The modem believes the connection is ready; it has seen the SYN/ACK. It now sees the extra SYN resend, and decides that this is an invalid attempt to make a
new connection from the same source on the Mac to the same target host. In response it declares the connection invalid and sends an RST in response to the extra SYN. Meanwhile the Mac sees the SYN/ACK and sends an ACK as normal, and follows up with a PSH of the first data packet. Both of these also get RST packets send back. The Mac reports "connection reset by peer". Badness.
Better behaviour form the modem would be to accomodate a SYN resend from the client Mac, at least during a small window after connection setup.

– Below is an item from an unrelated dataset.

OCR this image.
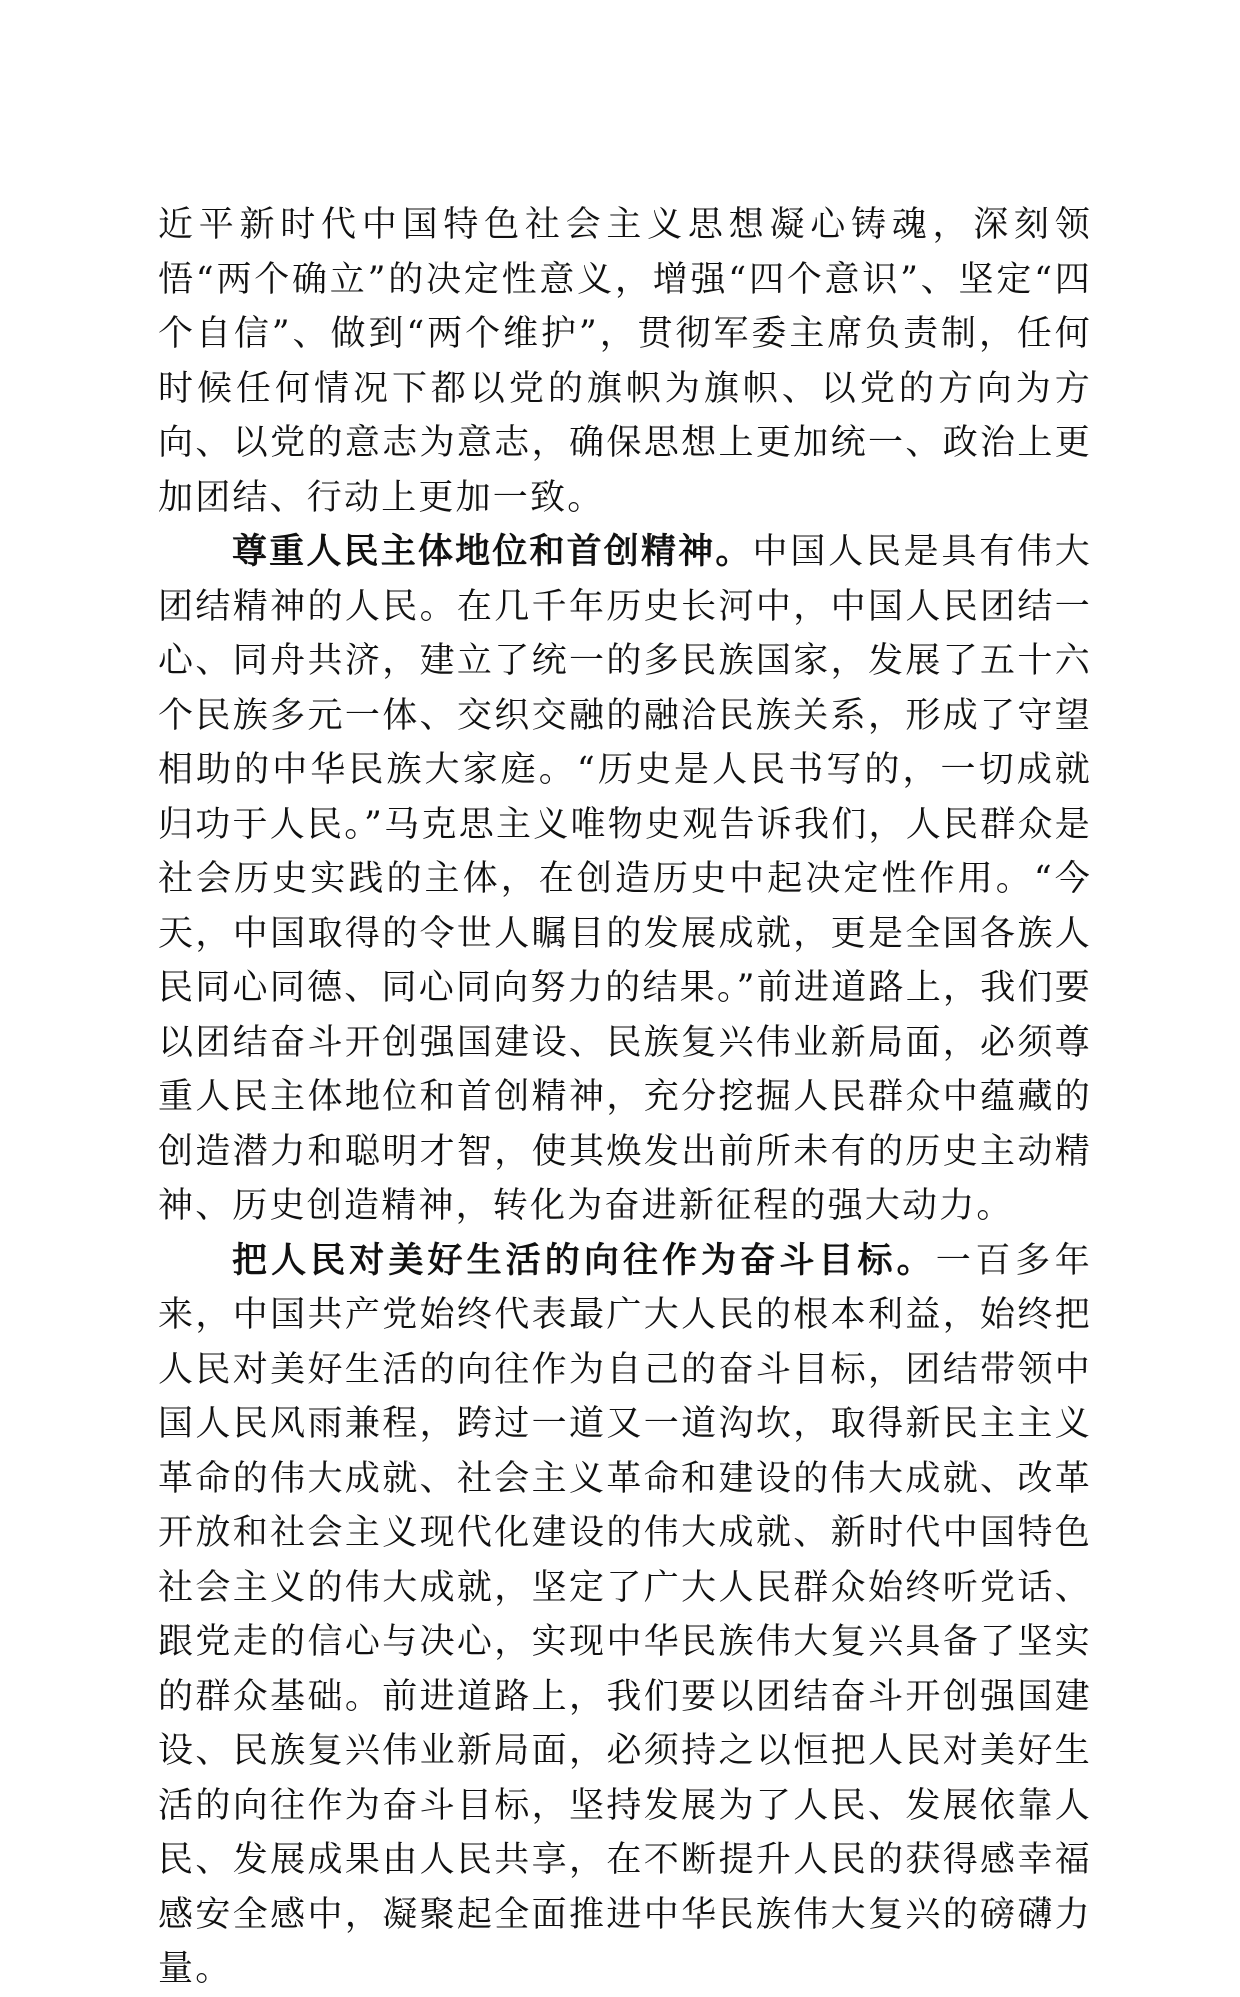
近平新时代中国特色社会主义思想凝心铸魂，深刻领悟“两个确立”的决定性意义，增强“四个意识”、坚定“四个自信”、做到“两个维护”，贯彻军委主席负责制，任何时候任何情况下都以党的旗帜为旗帜、以党的方向为方向、以党的意志为意志，确保思想上更加统一、政治上更加团结、行动上更加一致。

尊重人民主体地位和首创精神。中国人民是具有伟大团结精神的人民。在几千年历史长河中，中国人民团结一心、同舟共济，建立了统一的多民族国家，发展了五十六个民族多元一体、交织交融的融洽民族关系，形成了守望相助的中华民族大家庭。“历史是人民书写的，一切成就归功于人民。”马克思主义唯物史观告诉我们，人民群众是社会历史实践的主体，在创造历史中起决定性作用。“今天，中国取得的令世人瞩目的发展成就，更是全国各族人民同心同德、同心同向努力的结果。”前进道路上，我们要以团结奋斗开创强国建设、民族复兴伟业新局面，必须尊重人民主体地位和首创精神，充分挖掘人民群众中蕴藏的创造潜力和聪明才智，使其焕发出前所未有的历史主动精神、历史创造精神，转化为奋进新征程的强大动力。

把人民对美好生活的向往作为奋斗目标。一百多年来，中国共产党始终代表最广大人民的根本利益，始终把人民对美好生活的向往作为自己的奋斗目标，团结带领中国人民风雨兼程，跨过一道又一道沟坎，取得新民主主义革命的伟大成就、社会主义革命和建设的伟大成就、改革开放和社会主义现代化建设的伟大成就、新时代中国特色社会主义的伟大成就，坚定了广大人民群众始终听党话、跟党走的信心与决心，实现中华民族伟大复兴具备了坚实的群众基础。前进道路上，我们要以团结奋斗开创强国建设、民族复兴伟业新局面，必须持之以恒把人民对美好生活的向往作为奋斗目标，坚持发展为了人民、发展依靠人民、发展成果由人民共享，在不断提升人民的获得感幸福感安全感中，凝聚起全面推进中华民族伟大复兴的磅礴力量。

Better behaviour from the Mac would be to send SYNs far less often. A more normal TCP stack (such as that in the firewall) sends its first resend 6 whole seconds after the first. The only use for a faster resend is to get snappier recovery in the event of the first SYN being dropped. In these days of
buffer bloat it looks like this is no longer a common response to congestion. instead, SYNs can clearly be delayed and not lost.
By diverting outbound TCP through relayd we are effectively replacing the Mac's overly eager SYN timing with the saner timing from the OpenBSD host, and the problem basicly goes away.